Why the Arctic?
The Arctic is warming twice as fast as the rest of the planet. Warmer temperatures at northern latitudes have led to increased sea ice recession, decreased snow and ice cover on land, and increased areas of frozen ground beginning to thaw which is expected to have dramatic impacts on energy development, national security, social and environmental sustainability, and global ecosystem functioning.
Arctic soils contain over twice as much carbon as what can be found in the atmosphere. This is because of environmental conditions (short summers and long, cold, dark winters) that have slowed the decomposition of dead plants and animals--soil organic matter.
As the ground continues to thaw due to warming, this carbon-rich organic matter will suddenly become available to soil microbial communities for decomposition. The process of breaking down this previously frozen material could irreversibly release massive amounts of carbon dioxide and methane, two of the most potent greenhouse gases contributing to global warming, into the atmosphere thereby creating an irreversible positive feedback loop. This is one reason why the Arctic is often referred to as a “tipping point."
However, thawing organic matter may also release important nutrients--mainly nitrogen--into the soil which could promote plant growth and productivity, or carbon intake via increased photosynthesis rates. This would create a negative feedback to the effects of warming, and could help maintain these soils as a 'sink' for atmospheric carbon.
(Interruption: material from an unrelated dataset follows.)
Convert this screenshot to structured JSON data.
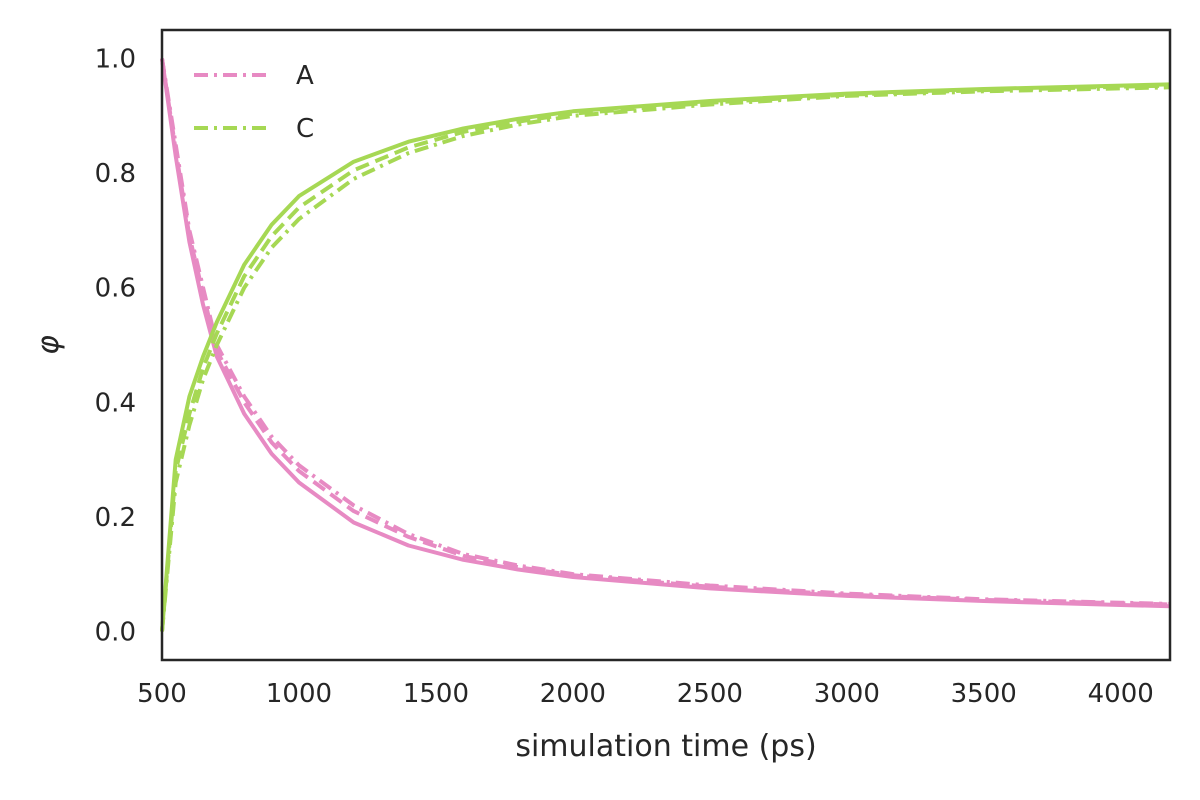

Figuring out which of these processes is more likely to occur, and understanding what controls these processes, is important to ecosystem and global scale models that predict how our climate is going to change in the future. With more detailed data, and therefore more reliable models, scientists can then work with policy makers to make more informed decisions about our energy and environmental future both in the Arctic and around the world.
Where and how does chemistry fit in to all this?
Since nitrogen is limited in these systems, as the organic matter thaws and warms, it's thought that both plant and microbial communities will compete for the organic nitrogen that is released. We still don't understand what controls this competition and how it may impact the larger ecosystem.
How much organic nitrogen can be found in these systems? What forms of organic nitrogen are available to either the plant or microbial communities? Do certain plants, or microbes, prefer certain forms of organic nitrogen over others? How does the chemical composition, plant uptake, or microbial decomposition of this 'pool' change over time, or under warming conditions?
My research uses a combination of high-throughput, highly selective and sensitive techniques to measure organic nitrogen availability in these systems. The goal of my dissertation work is to develop a robust, high-performance mass spectrometry workflow that will characterize and monitor how the pool of soil organic nitrogen varies across the landscape, with soil depth, and under different warming conditions. This data will then be used to help improve the predictive capabilities of ecosystem and climate models developed by the NGEE-Arctic modeling team.